Traversant cette longue route de contrastes, servant à reconstruire un à un les jours autant abimés que sublimés, à recomposer dans son ensemble une existence que le destin n’épargne pas mais sculpte aussi pour la postérité, il y a une passion, un besoin, une obsession : écrire, « ce jeu insensé d’écrire » disait Mallarmé, mais comme le souligne l’auteur de cet album, qui « ne la retranche pas des désordres de sa vie ». Marguerite Duras était naturellement, viscéralement, un écrivain. Des lauriers de la reconnaissance universelle aux démons auxquels elle succombe, Marguerite Duras a franchi toutes les étapes d’un parcours aussi public que solitaire. « On pouvait se brouiller avec elle, on ne pouvait pas l’oubliait » a dit d’elle Jean Vallier qui l’a bien connue. Jusqu’à la fin, « elle éperonne la vie qui s’immobilise ». 

 

Dans ce format bien connu des livres la Pléiade qui épouse aisément les mains, décoré de ces rayures dorées que l’on repère d’emblée dans une bibliothèque, cet album ne comporte pas moins de 208 illustrations signalant, comme un compas avec ses deux pointes balise un trajet en haute mer, l’odyssée de celle qui reçut en 1984 le Prix Goncourt pour son roman L’Amant. Ces illustrations sont à la fois des photos d’elle bien sûr, d’acteurs qu’elle a dirigés, de relations, mais aussi des reproductions de manuscrits, d’affiches et de revues, de couvertures de livres, de lettres (comme celle de Gaston Gallimard qui lui adresse le 8 novembre 1957 une lettre dans laquelle il précise qu’il attend « tous vos prochains livres » - elle avait en effet publié Moderato Cantabile aux Editions de Minuit), ou encore de sa table de travail au Roches-Noires.
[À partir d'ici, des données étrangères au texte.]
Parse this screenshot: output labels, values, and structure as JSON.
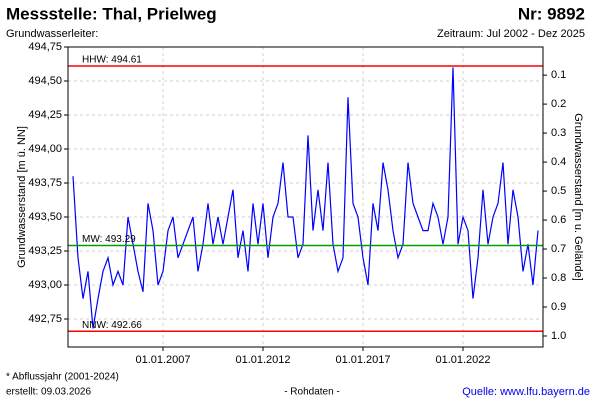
{
  "header": {
    "title": "Messstelle: Thal, Prielweg",
    "number": "Nr: 9892",
    "aquifer": "Grundwasserleiter:",
    "period": "Zeitraum: Jul 2002 - Dez 2025"
  },
  "footer": {
    "note": "* Abflussjahr (2001-2024)",
    "created": "erstellt:  09.03.2026",
    "status": "- Rohdaten -",
    "source": "Quelle: www.lfu.bayern.de"
  },
  "chart_data": {
    "type": "line",
    "y_label": "Grundwasserstand [m ü. NN]",
    "y2_label": "Grundwasserstand [m u. Gelände]",
    "xlim": [
      "01.04.2002",
      "01.01.2026"
    ],
    "xticks": [
      "01.01.2007",
      "01.01.2012",
      "01.01.2017",
      "01.01.2022"
    ],
    "ylim": [
      492.544,
      494.75
    ],
    "yticks": [
      {
        "value": 492.75,
        "label": "492,75"
      },
      {
        "value": 493,
        "label": "493,00"
      },
      {
        "value": 493.25,
        "label": "493,25"
      },
      {
        "value": 493.5,
        "label": "493,50"
      },
      {
        "value": 493.75,
        "label": "493,75"
      },
      {
        "value": 494,
        "label": "494,00"
      },
      {
        "value": 494.25,
        "label": "494,25"
      },
      {
        "value": 494.5,
        "label": "494,50"
      },
      {
        "value": 494.75,
        "label": "494,75"
      }
    ],
    "y2lim": [
      1.038,
      0.003
    ],
    "y2ticks": [
      0.1,
      0.2,
      0.3,
      0.4,
      0.5,
      0.6,
      0.7,
      0.8,
      0.9,
      {
        "value": 1,
        "label": "1.0"
      }
    ],
    "grid": true,
    "reference_lines": [
      {
        "label": "HHW: 494.61",
        "value": 494.61,
        "color": "#ff0000"
      },
      {
        "label": "MW: 493.29",
        "value": 493.29,
        "color": "#00a000"
      },
      {
        "label": "NNW: 492.66",
        "value": 492.66,
        "color": "#ff0000"
      }
    ],
    "x": [
      "01.07.2002",
      "01.10.2002",
      "01.01.2003",
      "01.04.2003",
      "01.07.2003",
      "01.10.2003",
      "01.01.2004",
      "01.04.2004",
      "01.07.2004",
      "01.10.2004",
      "01.01.2005",
      "01.04.2005",
      "01.07.2005",
      "01.10.2005",
      "01.01.2006",
      "01.04.2006",
      "01.07.2006",
      "01.10.2006",
      "01.01.2007",
      "01.04.2007",
      "01.07.2007",
      "01.10.2007",
      "01.01.2008",
      "01.04.2008",
      "01.07.2008",
      "01.10.2008",
      "01.01.2009",
      "01.04.2009",
      "01.07.2009",
      "01.10.2009",
      "01.01.2010",
      "01.04.2010",
      "01.07.2010",
      "01.10.2010",
      "01.01.2011",
      "01.04.2011",
      "01.07.2011",
      "01.10.2011",
      "01.01.2012",
      "01.04.2012",
      "01.07.2012",
      "01.10.2012",
      "01.01.2013",
      "01.04.2013",
      "01.07.2013",
      "01.10.2013",
      "01.01.2014",
      "01.04.2014",
      "01.07.2014",
      "01.10.2014",
      "01.01.2015",
      "01.04.2015",
      "01.07.2015",
      "01.10.2015",
      "01.01.2016",
      "01.04.2016",
      "01.07.2016",
      "01.10.2016",
      "01.01.2017",
      "01.04.2017",
      "01.07.2017",
      "01.10.2017",
      "01.01.2018",
      "01.04.2018",
      "01.07.2018",
      "01.10.2018",
      "01.01.2019",
      "01.04.2019",
      "01.07.2019",
      "01.10.2019",
      "01.01.2020",
      "01.04.2020",
      "01.07.2020",
      "01.10.2020",
      "01.01.2021",
      "01.04.2021",
      "01.07.2021",
      "01.10.2021",
      "01.01.2022",
      "01.04.2022",
      "01.07.2022",
      "01.10.2022",
      "01.01.2023",
      "01.04.2023",
      "01.07.2023",
      "01.10.2023",
      "01.01.2024",
      "01.04.2024",
      "01.07.2024",
      "01.10.2024",
      "01.01.2025",
      "01.04.2025",
      "01.07.2025",
      "01.10.2025"
    ],
    "series": [
      {
        "color": "#0000ff",
        "values": [
          493.8,
          493.2,
          492.9,
          493.1,
          492.68,
          492.9,
          493.1,
          493.2,
          493.0,
          493.1,
          493.0,
          493.5,
          493.3,
          493.1,
          492.95,
          493.6,
          493.4,
          493.0,
          493.1,
          493.4,
          493.5,
          493.2,
          493.3,
          493.4,
          493.5,
          493.1,
          493.3,
          493.6,
          493.3,
          493.5,
          493.3,
          493.5,
          493.7,
          493.2,
          493.4,
          493.1,
          493.6,
          493.3,
          493.6,
          493.2,
          493.5,
          493.6,
          493.9,
          493.5,
          493.5,
          493.2,
          493.3,
          494.1,
          493.4,
          493.7,
          493.4,
          493.9,
          493.3,
          493.1,
          493.2,
          494.38,
          493.6,
          493.5,
          493.2,
          493.0,
          493.6,
          493.4,
          493.9,
          493.7,
          493.4,
          493.2,
          493.3,
          493.9,
          493.6,
          493.5,
          493.4,
          493.4,
          493.6,
          493.5,
          493.3,
          493.5,
          494.6,
          493.3,
          493.5,
          493.4,
          492.9,
          493.2,
          493.7,
          493.3,
          493.5,
          493.6,
          493.9,
          493.3,
          493.7,
          493.5,
          493.1,
          493.3,
          493.0,
          493.4
        ]
      }
    ]
  }
}
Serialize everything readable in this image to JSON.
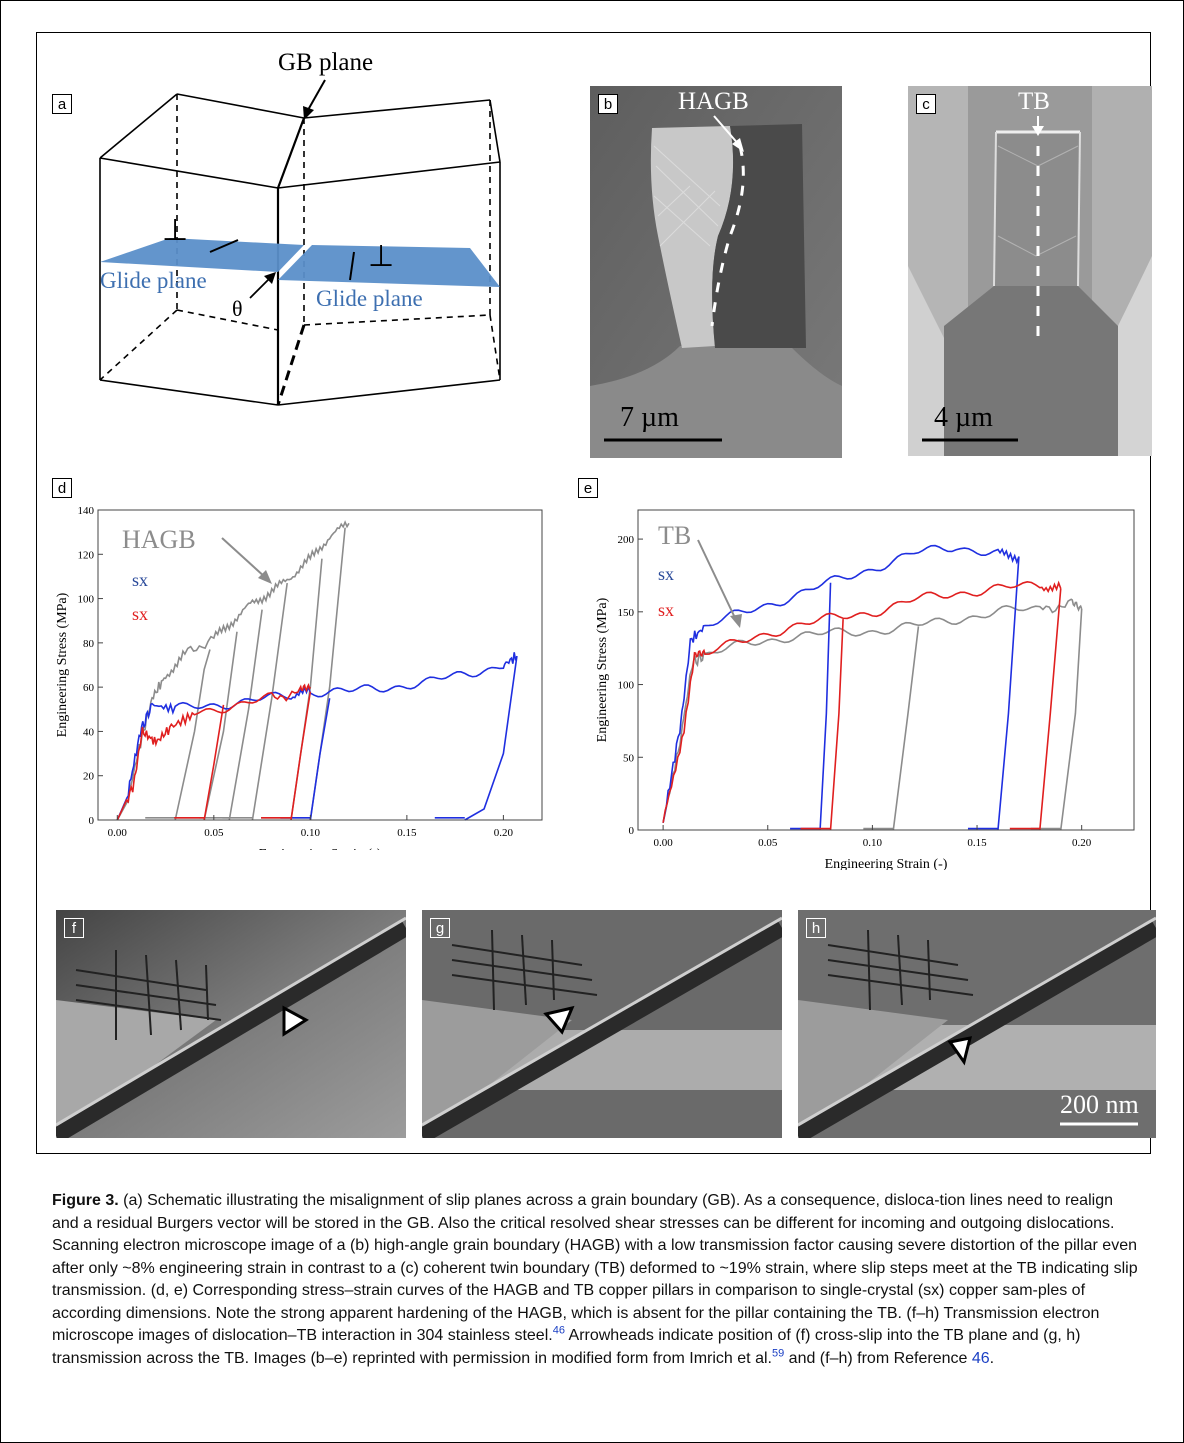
{
  "panel_labels": {
    "a": "a",
    "b": "b",
    "c": "c",
    "d": "d",
    "e": "e",
    "f": "f",
    "g": "g",
    "h": "h"
  },
  "schematic": {
    "gb_plane": "GB plane",
    "glide_left": "Glide plane",
    "glide_right": "Glide plane",
    "theta": "θ",
    "dislocation_symbol": "⊥",
    "glide_color": "#5b8fc9"
  },
  "sem_b": {
    "boundary_label": "HAGB",
    "scale": "7 µm"
  },
  "sem_c": {
    "boundary_label": "TB",
    "scale": "4 µm"
  },
  "tem": {
    "scale": "200 nm"
  },
  "colors": {
    "hagb": "#8c8c8c",
    "tb": "#8c8c8c",
    "sx_blue": "#1f2fe0",
    "sx_red": "#e01f1f",
    "label_blue": "#2a4a9a",
    "label_red": "#e01f1f"
  },
  "chart_data": [
    {
      "type": "line",
      "panel": "d",
      "xlabel": "Engineering Strain (-)",
      "ylabel": "Engineering Stress (MPa)",
      "xlim": [
        -0.01,
        0.22
      ],
      "ylim": [
        0,
        140
      ],
      "xticks": [
        "0.00",
        "0.05",
        "0.10",
        "0.15",
        "0.20"
      ],
      "yticks": [
        "0",
        "20",
        "40",
        "60",
        "80",
        "100",
        "120",
        "140"
      ],
      "legend": {
        "hagb": "HAGB",
        "sx1": "sx",
        "sx2": "sx"
      },
      "series": [
        {
          "name": "HAGB",
          "color": "#8c8c8c",
          "points": [
            [
              0.0,
              0
            ],
            [
              0.005,
              8
            ],
            [
              0.012,
              35
            ],
            [
              0.018,
              55
            ],
            [
              0.025,
              65
            ],
            [
              0.035,
              75
            ],
            [
              0.05,
              82
            ],
            [
              0.06,
              90
            ],
            [
              0.07,
              98
            ],
            [
              0.08,
              103
            ],
            [
              0.09,
              110
            ],
            [
              0.1,
              118
            ],
            [
              0.11,
              128
            ],
            [
              0.12,
              134
            ]
          ],
          "unload": [
            [
              [
                0.03,
                0
              ],
              [
                0.04,
                40
              ],
              [
                0.045,
                68
              ],
              [
                0.048,
                77
              ]
            ],
            [
              [
                0.045,
                0
              ],
              [
                0.055,
                40
              ],
              [
                0.062,
                85
              ]
            ],
            [
              [
                0.058,
                0
              ],
              [
                0.068,
                50
              ],
              [
                0.075,
                95
              ]
            ],
            [
              [
                0.07,
                0
              ],
              [
                0.08,
                55
              ],
              [
                0.088,
                107
              ]
            ],
            [
              [
                0.09,
                0
              ],
              [
                0.1,
                60
              ],
              [
                0.106,
                118
              ]
            ],
            [
              [
                0.1,
                0
              ],
              [
                0.11,
                60
              ],
              [
                0.118,
                132
              ]
            ]
          ]
        },
        {
          "name": "sx",
          "color": "#1f2fe0",
          "points": [
            [
              0.0,
              0
            ],
            [
              0.005,
              10
            ],
            [
              0.012,
              40
            ],
            [
              0.018,
              52
            ],
            [
              0.03,
              50
            ],
            [
              0.05,
              52
            ],
            [
              0.07,
              54
            ],
            [
              0.09,
              56
            ],
            [
              0.1,
              58
            ],
            [
              0.12,
              58
            ],
            [
              0.14,
              60
            ],
            [
              0.16,
              62
            ],
            [
              0.18,
              66
            ],
            [
              0.2,
              70
            ],
            [
              0.207,
              74
            ]
          ],
          "unload": [
            [
              [
                0.1,
                0
              ],
              [
                0.105,
                30
              ],
              [
                0.11,
                55
              ]
            ],
            [
              [
                0.18,
                0
              ],
              [
                0.19,
                5
              ],
              [
                0.2,
                30
              ],
              [
                0.207,
                74
              ]
            ]
          ]
        },
        {
          "name": "sx",
          "color": "#e01f1f",
          "points": [
            [
              0.0,
              0
            ],
            [
              0.008,
              15
            ],
            [
              0.013,
              40
            ],
            [
              0.02,
              35
            ],
            [
              0.028,
              42
            ],
            [
              0.04,
              48
            ],
            [
              0.06,
              52
            ],
            [
              0.08,
              55
            ],
            [
              0.095,
              58
            ],
            [
              0.1,
              60
            ]
          ],
          "unload": [
            [
              [
                0.045,
                0
              ],
              [
                0.05,
                25
              ],
              [
                0.055,
                52
              ]
            ],
            [
              [
                0.09,
                0
              ],
              [
                0.095,
                30
              ],
              [
                0.1,
                58
              ]
            ]
          ]
        }
      ]
    },
    {
      "type": "line",
      "panel": "e",
      "xlabel": "Engineering Strain (-)",
      "ylabel": "Engineering Stress (MPa)",
      "xlim": [
        -0.012,
        0.225
      ],
      "ylim": [
        0,
        220
      ],
      "xticks": [
        "0.00",
        "0.05",
        "0.10",
        "0.15",
        "0.20"
      ],
      "yticks": [
        "0",
        "50",
        "100",
        "150",
        "200"
      ],
      "legend": {
        "tb": "TB",
        "sx1": "sx",
        "sx2": "sx"
      },
      "series": [
        {
          "name": "TB",
          "color": "#8c8c8c",
          "points": [
            [
              0.0,
              5
            ],
            [
              0.008,
              60
            ],
            [
              0.014,
              115
            ],
            [
              0.02,
              120
            ],
            [
              0.04,
              128
            ],
            [
              0.06,
              133
            ],
            [
              0.08,
              135
            ],
            [
              0.1,
              137
            ],
            [
              0.12,
              140
            ],
            [
              0.14,
              145
            ],
            [
              0.16,
              150
            ],
            [
              0.18,
              152
            ],
            [
              0.195,
              155
            ],
            [
              0.2,
              152
            ]
          ],
          "unload": [
            [
              [
                0.11,
                0
              ],
              [
                0.117,
                80
              ],
              [
                0.122,
                140
              ]
            ],
            [
              [
                0.19,
                0
              ],
              [
                0.197,
                80
              ],
              [
                0.2,
                152
              ]
            ]
          ]
        },
        {
          "name": "sx",
          "color": "#1f2fe0",
          "points": [
            [
              0.0,
              5
            ],
            [
              0.008,
              70
            ],
            [
              0.013,
              130
            ],
            [
              0.02,
              140
            ],
            [
              0.04,
              150
            ],
            [
              0.06,
              160
            ],
            [
              0.08,
              170
            ],
            [
              0.1,
              180
            ],
            [
              0.12,
              190
            ],
            [
              0.14,
              195
            ],
            [
              0.16,
              190
            ],
            [
              0.17,
              188
            ]
          ],
          "unload": [
            [
              [
                0.075,
                0
              ],
              [
                0.078,
                80
              ],
              [
                0.08,
                170
              ]
            ],
            [
              [
                0.16,
                0
              ],
              [
                0.165,
                80
              ],
              [
                0.17,
                188
              ]
            ]
          ]
        },
        {
          "name": "sx",
          "color": "#e01f1f",
          "points": [
            [
              0.0,
              5
            ],
            [
              0.01,
              70
            ],
            [
              0.015,
              118
            ],
            [
              0.02,
              122
            ],
            [
              0.04,
              130
            ],
            [
              0.06,
              140
            ],
            [
              0.08,
              145
            ],
            [
              0.1,
              150
            ],
            [
              0.12,
              158
            ],
            [
              0.14,
              163
            ],
            [
              0.16,
              166
            ],
            [
              0.18,
              168
            ],
            [
              0.19,
              166
            ]
          ],
          "unload": [
            [
              [
                0.08,
                0
              ],
              [
                0.084,
                80
              ],
              [
                0.086,
                145
              ]
            ],
            [
              [
                0.18,
                0
              ],
              [
                0.185,
                80
              ],
              [
                0.19,
                166
              ]
            ]
          ]
        }
      ]
    }
  ],
  "caption": {
    "label": "Figure 3.",
    "part1": " (a) Schematic illustrating the misalignment of slip planes across a grain boundary (GB). As a consequence, disloca-tion lines need to realign and a residual Burgers vector will be stored in the GB. Also the critical resolved shear stresses can be different for incoming and outgoing dislocations. Scanning electron microscope image of a (b) high-angle grain boundary (HAGB) with a low transmission factor causing severe distortion of the pillar even after only ~8% engineering strain in contrast to a (c) coherent twin boundary (TB) deformed to ~19% strain, where slip steps meet at the TB indicating slip transmission. (d, e) Corresponding stress–strain curves of the HAGB and TB copper pillars in comparison to single-crystal (sx) copper sam-ples of according dimensions. Note the strong apparent hardening of the HAGB, which is absent for the pillar containing the TB. (f–h) Transmission electron microscope images of dislocation–TB interaction in 304 stainless steel.",
    "ref1": "46",
    "part2": " Arrowheads indicate position of (f) cross-slip into the TB plane and (g, h) transmission across the TB. Images (b–e) reprinted with permission in modified form from Imrich et al.",
    "ref2": "59",
    "part3": " and (f–h) from Reference ",
    "ref3": "46",
    "part4": "."
  }
}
Un index reprend les noms des personnes et des lieux cités dans l’ouvrage, autre avantage permettant de suivre et dénouer l’immense chaîne qui s’est serrée autour d’elle. « Dans son univers labyrinthique, certains se perdent, d’autres se trouvent ou se retrouvent ».

 

Ceux qui aiment ou simplement apprécient Marguerite Duras, qui veulent mieux connaître celle qui a longtemps régné sur la littérature, le théâtre et le cinéma en France, auront plaisir à avoir ce livre pour découvrir d’autres facettes, revoir leurs appréciations, élargir la compréhension qu’ils en ont, savoir pourquoi elle « a vécu le réel comme un mythe ». Ceux qui ne connaissent et ont envie justement de connaître, pourquoi pas passer le cap de l’ignorance ou de la prévention, afin de confirmer ou informer un jugement? Un album qui sert de guide et fait entrer dans le monde complexe de Marguerite Duras comme dans la « famille » qui l’entourait, qui incite à lire ou relire son œuvre, en partie ou complètement.

 

Dominique Vergnon  

   

Christiane Blot-Labarrère, Album Marguerite Duras, 256 pages, 208 ill., 10,5 x 17 cm, Gallimard, mars 2014, (offert pour l'achat de trois volumes de la collection de la Pléiade)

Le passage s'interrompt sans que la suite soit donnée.